Did I do the right thing by putting my husband in a home?
I am having a hard time after putting my husband into an Alzheimer’s home about “Did I do the right thing? Should I have tried to take care of him longer?”. I was being up with him most of the night. He had bathroom problems and I had to clean up every day. He doesn’t seem to know me most days when I go to see him. Sometimes he tells the kids when they go that I am there folding clothes. Am I just feeling lonely? I have asked God to show me if I did the right thing. Can you help with an answer?
Thanks for writing in. It sounds like you’ve had a tough time. You worked very hard to help him as long as you could, and then chose what I hope is a caring new home for him.

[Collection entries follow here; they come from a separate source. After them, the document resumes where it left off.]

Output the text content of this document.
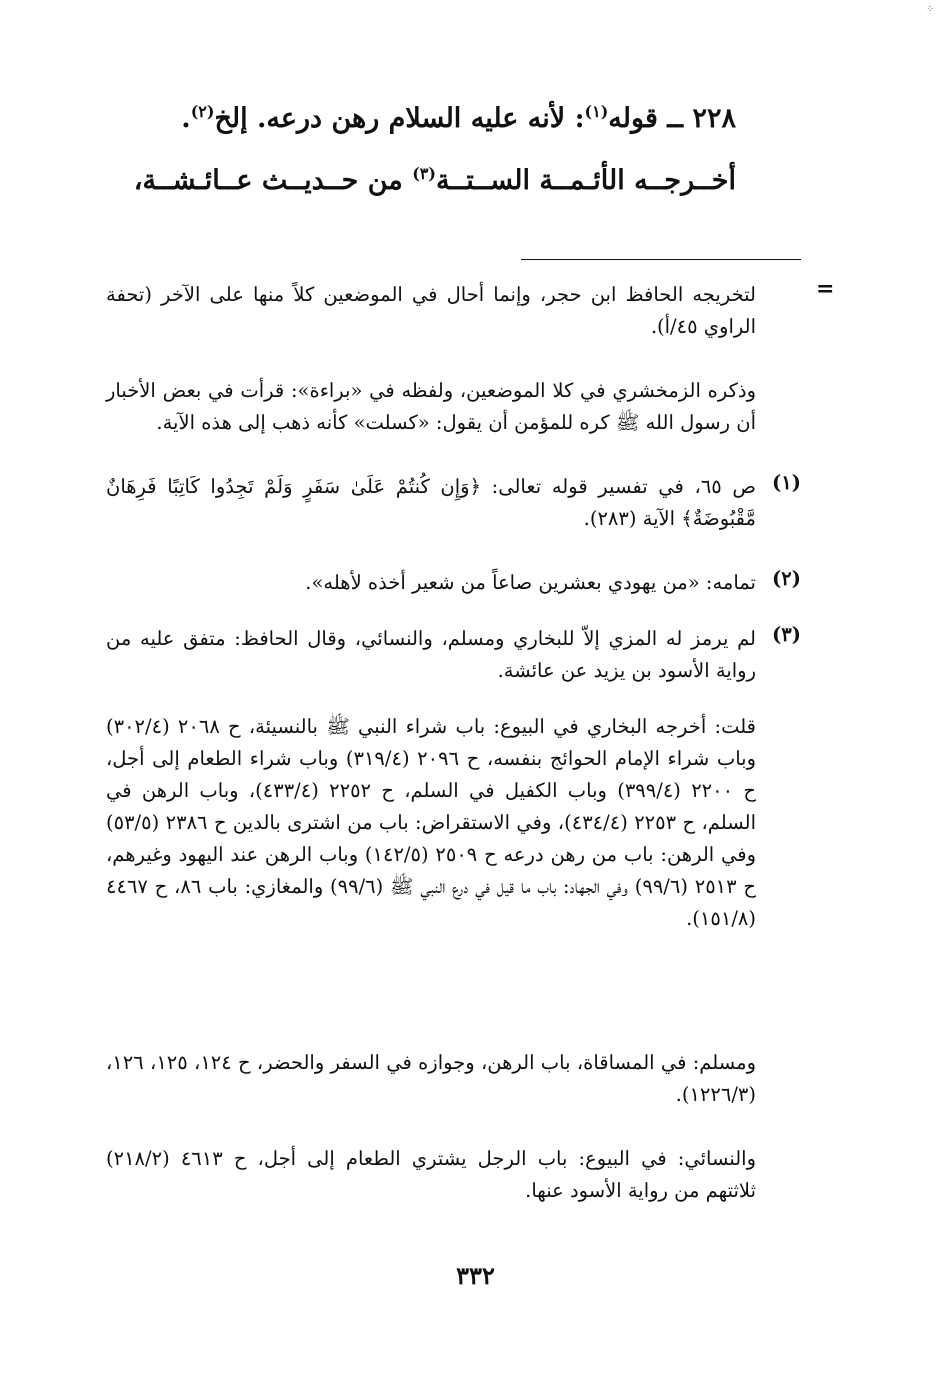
⁘
٢٢٨ ــ قوله$^{(١)}$: لأنه عليه السلام رهن درعه. إلخ$^{(٢)}$.
أخــرجــه الأئـمــة الســتــة$^{(٣)}$ من حــديــث عــائـشــة،
=
لتخريجه الحافظ ابن حجر، وإنما أحال في الموضعين كلاً منها على الآخر (تحفة الراوي ٤٥/أ).
وذكره الزمخشري في كلا الموضعين، ولفظه في «براءة»: قرأت في بعض الأخبار أن رسول الله ﷺ كره للمؤمن أن يقول: «كسلت» كأنه ذهب إلى هذه الآية.
(١)
ص ٦٥، في تفسير قوله تعالى: ﴿وَإِن كُنتُمْ عَلَىٰ سَفَرٍ وَلَمْ تَجِدُوا كَاتِبًا فَرِهَانٌ مَّقْبُوضَةٌ﴾ الآية (٢٨٣).
(٢)
تمامه: «من يهودي بعشرين صاعاً من شعير أخذه لأهله».
(٣)
لم يرمز له المزي إلاّ للبخاري ومسلم، والنسائي، وقال الحافظ: متفق عليه من رواية الأسود بن يزيد عن عائشة.
قلت: أخرجه البخاري في البيوع: باب شراء النبي ﷺ بالنسيئة، ح ٢٠٦٨ (٣٠٢/٤) وباب شراء الإمام الحوائج بنفسه، ح ٢٠٩٦ (٣١٩/٤) وباب شراء الطعام إلى أجل، ح ٢٢٠٠ (٣٩٩/٤) وباب الكفيل في السلم، ح ٢٢٥٢ (٤٣٣/٤)، وباب الرهن في السلم، ح ٢٢٥٣ (٤٣٤/٤)، وفي الاستقراض: باب من اشترى بالدين ح ٢٣٨٦ (٥٣/٥) وفي الرهن: باب من رهن درعه ح ٢٥٠٩ (١٤٢/٥) وباب الرهن عند اليهود وغيرهم، ح ٢٥١٣ (٩٩/٦) وفي الجهاد: باب ما قيل في درع النبي ﷺ (٩٩/٦) والمغازي: باب ٨٦، ح ٤٤٦٧ (١٥١/٨).
ومسلم: في المساقاة، باب الرهن، وجوازه في السفر والحضر، ح ١٢٤، ١٢٥، ١٢٦، (١٢٢٦/٣).
والنسائي: في البيوع: باب الرجل يشتري الطعام إلى أجل، ح ٤٦١٣ (٢١٨/٢) ثلاثتهم من رواية الأسود عنها.
٣٣٢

I’m often asked, “What is the tipping point for making a placement in residential care?” There is no one answer; every family is different. That being said, challenges such as his incontinence and your lack of sleep almost always become overwhelming.
I applaud you for seeking help and making this difficult decision. He is now in a caring place where the staff can do some of the heavy lifting of personal care and where you can come and simply spend time with him and enjoy some activities together. Ask the staff for ideas of things to do together—perhaps you can take him outside to enjoy the patio, share an ice-cream cone, accompany him on a field trip or listen to a visiting musician together.
I find that the best caregivers are the ones who experience the most guilt. Take comfort in the fact that you have done this for him as much as for you. He will be receiving great care, enjoying the social environment and you can recharge your batteries to be engaged with him when you do visit.